My wife has experience in the financial sector and i'm a qualified carpenter. Will we have any trouble finding work? 
Any comments you have regarding these issues will be greatly appreciated as we are seeking advice from people outside the family.
Many thanks


----------



## Stevan (Jun 30, 2009)

GOULDY said:


> Hi,
> My family and I are planning on moving to South Africa. My wife is a South African living in Northern Ireland. We have two children 9 & 2 years old. We are planning on moving to Alberton-Brackendowns to be closer to her large family who still reside there. Is this an area we should be avoiding or is it OK?
> My wife has experience in the financial sector and i'm a qualified carpenter. Will we have any trouble finding work?
> Any comments you have regarding these issues will be greatly appreciated as we are seeking advice from people outside the family.
> Many thanks


Hi

You do not say wether you have visited before. I do not know this area.

I can only give you my experience. we were in a similar situation as you. We visited many times over the course of a few years before deciding we wanted to move.

South Africa is like Marmite you will either love it or hate it, we love it.

If you have never visited go and try before you buy, and not just once go several times.
Get a feel for the area that you intend to settle in, then decide.

you will get all sorts of advice and opinions, from crime isnt a problem, others will tell you that rivers of blood running down the street will meet you every time you leave your house.
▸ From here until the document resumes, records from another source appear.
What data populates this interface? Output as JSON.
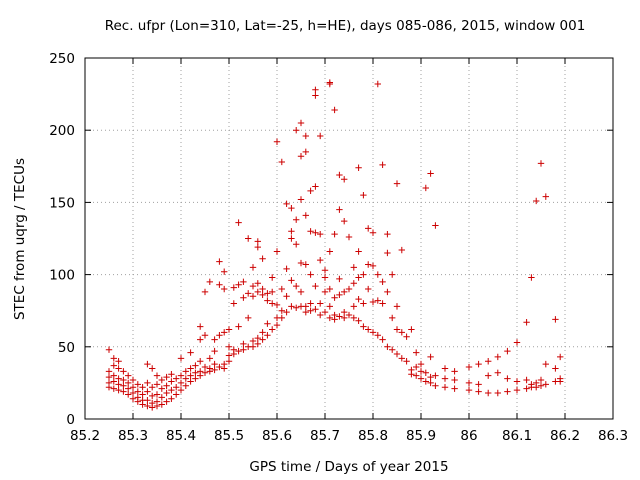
{
  "chart_data": {
    "type": "scatter",
    "title": "Rec. ufpr (Lon=310, Lat=-25, h=HE), days 085-086, 2015, window 001",
    "xlabel": "GPS time / Days of year 2015",
    "ylabel": "STEC from uqrg / TECUs",
    "xlim": [
      85.2,
      86.3
    ],
    "ylim": [
      0,
      250
    ],
    "grid": true,
    "xticks": [
      {
        "value": 85.2,
        "label": "85.2"
      },
      {
        "value": 85.3,
        "label": "85.3"
      },
      {
        "value": 85.4,
        "label": "85.4"
      },
      {
        "value": 85.5,
        "label": "85.5"
      },
      {
        "value": 85.6,
        "label": "85.6"
      },
      {
        "value": 85.7,
        "label": "85.7"
      },
      {
        "value": 85.8,
        "label": "85.8"
      },
      {
        "value": 85.9,
        "label": "85.9"
      },
      {
        "value": 86.0,
        "label": "86"
      },
      {
        "value": 86.1,
        "label": "86.1"
      },
      {
        "value": 86.2,
        "label": "86.2"
      },
      {
        "value": 86.3,
        "label": "86.3"
      }
    ],
    "yticks": [
      {
        "value": 0,
        "label": "0"
      },
      {
        "value": 50,
        "label": "50"
      },
      {
        "value": 100,
        "label": "100"
      },
      {
        "value": 150,
        "label": "150"
      },
      {
        "value": 200,
        "label": "200"
      },
      {
        "value": 250,
        "label": "250"
      }
    ],
    "marker_color": "#cc0000",
    "grid_color": "#a0a0a0",
    "points": [
      [
        85.25,
        48
      ],
      [
        85.25,
        33
      ],
      [
        85.25,
        29
      ],
      [
        85.25,
        25
      ],
      [
        85.25,
        22
      ],
      [
        85.26,
        42
      ],
      [
        85.26,
        37
      ],
      [
        85.26,
        30
      ],
      [
        85.26,
        26
      ],
      [
        85.26,
        21
      ],
      [
        85.27,
        40
      ],
      [
        85.27,
        35
      ],
      [
        85.27,
        28
      ],
      [
        85.27,
        24
      ],
      [
        85.27,
        20
      ],
      [
        85.28,
        33
      ],
      [
        85.28,
        27
      ],
      [
        85.28,
        23
      ],
      [
        85.28,
        19
      ],
      [
        85.29,
        30
      ],
      [
        85.29,
        25
      ],
      [
        85.29,
        21
      ],
      [
        85.29,
        17
      ],
      [
        85.3,
        27
      ],
      [
        85.3,
        22
      ],
      [
        85.3,
        18
      ],
      [
        85.3,
        14
      ],
      [
        85.31,
        24
      ],
      [
        85.31,
        19
      ],
      [
        85.31,
        15
      ],
      [
        85.31,
        12
      ],
      [
        85.32,
        22
      ],
      [
        85.32,
        17
      ],
      [
        85.32,
        13
      ],
      [
        85.32,
        10
      ],
      [
        85.33,
        38
      ],
      [
        85.33,
        25
      ],
      [
        85.33,
        19
      ],
      [
        85.33,
        13
      ],
      [
        85.33,
        9
      ],
      [
        85.34,
        35
      ],
      [
        85.34,
        22
      ],
      [
        85.34,
        16
      ],
      [
        85.34,
        11
      ],
      [
        85.34,
        8
      ],
      [
        85.35,
        30
      ],
      [
        85.35,
        24
      ],
      [
        85.35,
        17
      ],
      [
        85.35,
        12
      ],
      [
        85.35,
        9
      ],
      [
        85.36,
        27
      ],
      [
        85.36,
        21
      ],
      [
        85.36,
        15
      ],
      [
        85.36,
        10
      ],
      [
        85.37,
        29
      ],
      [
        85.37,
        23
      ],
      [
        85.37,
        18
      ],
      [
        85.37,
        12
      ],
      [
        85.38,
        31
      ],
      [
        85.38,
        26
      ],
      [
        85.38,
        20
      ],
      [
        85.38,
        14
      ],
      [
        85.39,
        28
      ],
      [
        85.39,
        22
      ],
      [
        85.39,
        17
      ],
      [
        85.4,
        42
      ],
      [
        85.4,
        30
      ],
      [
        85.4,
        25
      ],
      [
        85.4,
        20
      ],
      [
        85.41,
        33
      ],
      [
        85.41,
        28
      ],
      [
        85.41,
        23
      ],
      [
        85.42,
        46
      ],
      [
        85.42,
        35
      ],
      [
        85.42,
        30
      ],
      [
        85.42,
        26
      ],
      [
        85.43,
        37
      ],
      [
        85.43,
        32
      ],
      [
        85.43,
        28
      ],
      [
        85.44,
        64
      ],
      [
        85.44,
        55
      ],
      [
        85.44,
        40
      ],
      [
        85.44,
        33
      ],
      [
        85.44,
        30
      ],
      [
        85.45,
        88
      ],
      [
        85.45,
        58
      ],
      [
        85.45,
        36
      ],
      [
        85.45,
        32
      ],
      [
        85.46,
        95
      ],
      [
        85.46,
        42
      ],
      [
        85.46,
        35
      ],
      [
        85.46,
        33
      ],
      [
        85.47,
        55
      ],
      [
        85.47,
        47
      ],
      [
        85.47,
        38
      ],
      [
        85.47,
        34
      ],
      [
        85.48,
        109
      ],
      [
        85.48,
        93
      ],
      [
        85.48,
        58
      ],
      [
        85.48,
        36
      ],
      [
        85.49,
        102
      ],
      [
        85.49,
        90
      ],
      [
        85.49,
        60
      ],
      [
        85.49,
        38
      ],
      [
        85.49,
        35
      ],
      [
        85.5,
        62
      ],
      [
        85.5,
        50
      ],
      [
        85.5,
        44
      ],
      [
        85.5,
        40
      ],
      [
        85.51,
        91
      ],
      [
        85.51,
        80
      ],
      [
        85.51,
        48
      ],
      [
        85.51,
        45
      ],
      [
        85.52,
        136
      ],
      [
        85.52,
        93
      ],
      [
        85.52,
        64
      ],
      [
        85.52,
        47
      ],
      [
        85.53,
        95
      ],
      [
        85.53,
        84
      ],
      [
        85.53,
        52
      ],
      [
        85.53,
        48
      ],
      [
        85.54,
        125
      ],
      [
        85.54,
        87
      ],
      [
        85.54,
        70
      ],
      [
        85.54,
        50
      ],
      [
        85.55,
        105
      ],
      [
        85.55,
        92
      ],
      [
        85.55,
        85
      ],
      [
        85.55,
        54
      ],
      [
        85.55,
        50
      ],
      [
        85.56,
        123
      ],
      [
        85.56,
        119
      ],
      [
        85.56,
        94
      ],
      [
        85.56,
        88
      ],
      [
        85.56,
        56
      ],
      [
        85.56,
        52
      ],
      [
        85.57,
        111
      ],
      [
        85.57,
        90
      ],
      [
        85.57,
        86
      ],
      [
        85.57,
        60
      ],
      [
        85.57,
        55
      ],
      [
        85.58,
        87
      ],
      [
        85.58,
        82
      ],
      [
        85.58,
        66
      ],
      [
        85.58,
        58
      ],
      [
        85.59,
        98
      ],
      [
        85.59,
        88
      ],
      [
        85.59,
        80
      ],
      [
        85.59,
        62
      ],
      [
        85.6,
        192
      ],
      [
        85.6,
        116
      ],
      [
        85.6,
        79
      ],
      [
        85.6,
        70
      ],
      [
        85.6,
        65
      ],
      [
        85.61,
        178
      ],
      [
        85.61,
        90
      ],
      [
        85.61,
        75
      ],
      [
        85.61,
        70
      ],
      [
        85.62,
        149
      ],
      [
        85.62,
        104
      ],
      [
        85.62,
        85
      ],
      [
        85.62,
        74
      ],
      [
        85.63,
        146
      ],
      [
        85.63,
        130
      ],
      [
        85.63,
        125
      ],
      [
        85.63,
        96
      ],
      [
        85.63,
        78
      ],
      [
        85.64,
        200
      ],
      [
        85.64,
        138
      ],
      [
        85.64,
        121
      ],
      [
        85.64,
        92
      ],
      [
        85.64,
        77
      ],
      [
        85.65,
        182
      ],
      [
        85.65,
        205
      ],
      [
        85.65,
        152
      ],
      [
        85.65,
        108
      ],
      [
        85.65,
        88
      ],
      [
        85.65,
        78
      ],
      [
        85.66,
        196
      ],
      [
        85.66,
        185
      ],
      [
        85.66,
        141
      ],
      [
        85.66,
        107
      ],
      [
        85.66,
        78
      ],
      [
        85.66,
        74
      ],
      [
        85.67,
        158
      ],
      [
        85.67,
        130
      ],
      [
        85.67,
        100
      ],
      [
        85.67,
        80
      ],
      [
        85.67,
        75
      ],
      [
        85.68,
        224
      ],
      [
        85.68,
        228
      ],
      [
        85.68,
        161
      ],
      [
        85.68,
        129
      ],
      [
        85.68,
        92
      ],
      [
        85.68,
        76
      ],
      [
        85.69,
        196
      ],
      [
        85.69,
        128
      ],
      [
        85.69,
        110
      ],
      [
        85.69,
        80
      ],
      [
        85.69,
        72
      ],
      [
        85.7,
        103
      ],
      [
        85.7,
        98
      ],
      [
        85.7,
        88
      ],
      [
        85.7,
        74
      ],
      [
        85.71,
        233
      ],
      [
        85.71,
        232
      ],
      [
        85.71,
        116
      ],
      [
        85.71,
        90
      ],
      [
        85.71,
        78
      ],
      [
        85.71,
        70
      ],
      [
        85.72,
        214
      ],
      [
        85.72,
        128
      ],
      [
        85.72,
        84
      ],
      [
        85.72,
        72
      ],
      [
        85.72,
        69
      ],
      [
        85.73,
        169
      ],
      [
        85.73,
        145
      ],
      [
        85.73,
        97
      ],
      [
        85.73,
        86
      ],
      [
        85.73,
        71
      ],
      [
        85.74,
        166
      ],
      [
        85.74,
        137
      ],
      [
        85.74,
        88
      ],
      [
        85.74,
        74
      ],
      [
        85.74,
        70
      ],
      [
        85.75,
        126
      ],
      [
        85.75,
        90
      ],
      [
        85.75,
        72
      ],
      [
        85.76,
        105
      ],
      [
        85.76,
        94
      ],
      [
        85.76,
        78
      ],
      [
        85.76,
        70
      ],
      [
        85.77,
        174
      ],
      [
        85.77,
        116
      ],
      [
        85.77,
        98
      ],
      [
        85.77,
        83
      ],
      [
        85.77,
        68
      ],
      [
        85.78,
        155
      ],
      [
        85.78,
        100
      ],
      [
        85.78,
        80
      ],
      [
        85.78,
        64
      ],
      [
        85.79,
        132
      ],
      [
        85.79,
        107
      ],
      [
        85.79,
        90
      ],
      [
        85.79,
        62
      ],
      [
        85.8,
        129
      ],
      [
        85.8,
        106
      ],
      [
        85.8,
        81
      ],
      [
        85.8,
        60
      ],
      [
        85.81,
        232
      ],
      [
        85.81,
        100
      ],
      [
        85.81,
        82
      ],
      [
        85.81,
        58
      ],
      [
        85.82,
        176
      ],
      [
        85.82,
        95
      ],
      [
        85.82,
        80
      ],
      [
        85.82,
        55
      ],
      [
        85.83,
        128
      ],
      [
        85.83,
        115
      ],
      [
        85.83,
        88
      ],
      [
        85.83,
        50
      ],
      [
        85.84,
        100
      ],
      [
        85.84,
        70
      ],
      [
        85.84,
        48
      ],
      [
        85.85,
        163
      ],
      [
        85.85,
        78
      ],
      [
        85.85,
        62
      ],
      [
        85.85,
        45
      ],
      [
        85.86,
        117
      ],
      [
        85.86,
        60
      ],
      [
        85.86,
        42
      ],
      [
        85.87,
        57
      ],
      [
        85.87,
        40
      ],
      [
        85.88,
        62
      ],
      [
        85.88,
        34
      ],
      [
        85.88,
        31
      ],
      [
        85.89,
        46
      ],
      [
        85.89,
        36
      ],
      [
        85.89,
        30
      ],
      [
        85.9,
        38
      ],
      [
        85.9,
        33
      ],
      [
        85.9,
        28
      ],
      [
        85.91,
        160
      ],
      [
        85.91,
        32
      ],
      [
        85.91,
        26
      ],
      [
        85.92,
        170
      ],
      [
        85.92,
        43
      ],
      [
        85.92,
        29
      ],
      [
        85.92,
        25
      ],
      [
        85.93,
        134
      ],
      [
        85.93,
        30
      ],
      [
        85.93,
        23
      ],
      [
        85.95,
        35
      ],
      [
        85.95,
        28
      ],
      [
        85.95,
        22
      ],
      [
        85.97,
        33
      ],
      [
        85.97,
        27
      ],
      [
        85.97,
        21
      ],
      [
        86.0,
        36
      ],
      [
        86.0,
        25
      ],
      [
        86.0,
        20
      ],
      [
        86.02,
        38
      ],
      [
        86.02,
        24
      ],
      [
        86.02,
        19
      ],
      [
        86.04,
        40
      ],
      [
        86.04,
        30
      ],
      [
        86.04,
        18
      ],
      [
        86.06,
        43
      ],
      [
        86.06,
        32
      ],
      [
        86.06,
        18
      ],
      [
        86.08,
        47
      ],
      [
        86.08,
        28
      ],
      [
        86.08,
        19
      ],
      [
        86.1,
        53
      ],
      [
        86.1,
        26
      ],
      [
        86.1,
        20
      ],
      [
        86.12,
        67
      ],
      [
        86.12,
        27
      ],
      [
        86.12,
        21
      ],
      [
        86.13,
        98
      ],
      [
        86.13,
        24
      ],
      [
        86.13,
        22
      ],
      [
        86.14,
        151
      ],
      [
        86.14,
        25
      ],
      [
        86.14,
        22
      ],
      [
        86.15,
        177
      ],
      [
        86.15,
        27
      ],
      [
        86.15,
        23
      ],
      [
        86.16,
        154
      ],
      [
        86.16,
        38
      ],
      [
        86.16,
        24
      ],
      [
        86.18,
        69
      ],
      [
        86.18,
        35
      ],
      [
        86.18,
        26
      ],
      [
        86.19,
        43
      ],
      [
        86.19,
        28
      ],
      [
        86.19,
        26
      ]
    ]
  }
}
the truth is somwhere between the two. only you can decide if it is right for you and your family.


----------



## arnaud (Jul 29, 2009)

I may say so-so.
Joburg South is not the best place to live in, but it is ok


----------



## GOULDY (Apr 25, 2009)

Hi Stevan, 

Many thanks for your reply.

Sorry I didn't mention but we have been before. We've visited a couple of times and absolutly love the country, but we are unsure about the area. 

You are right though about peoples views. It's a very touchy subject.

Thanks again...


----------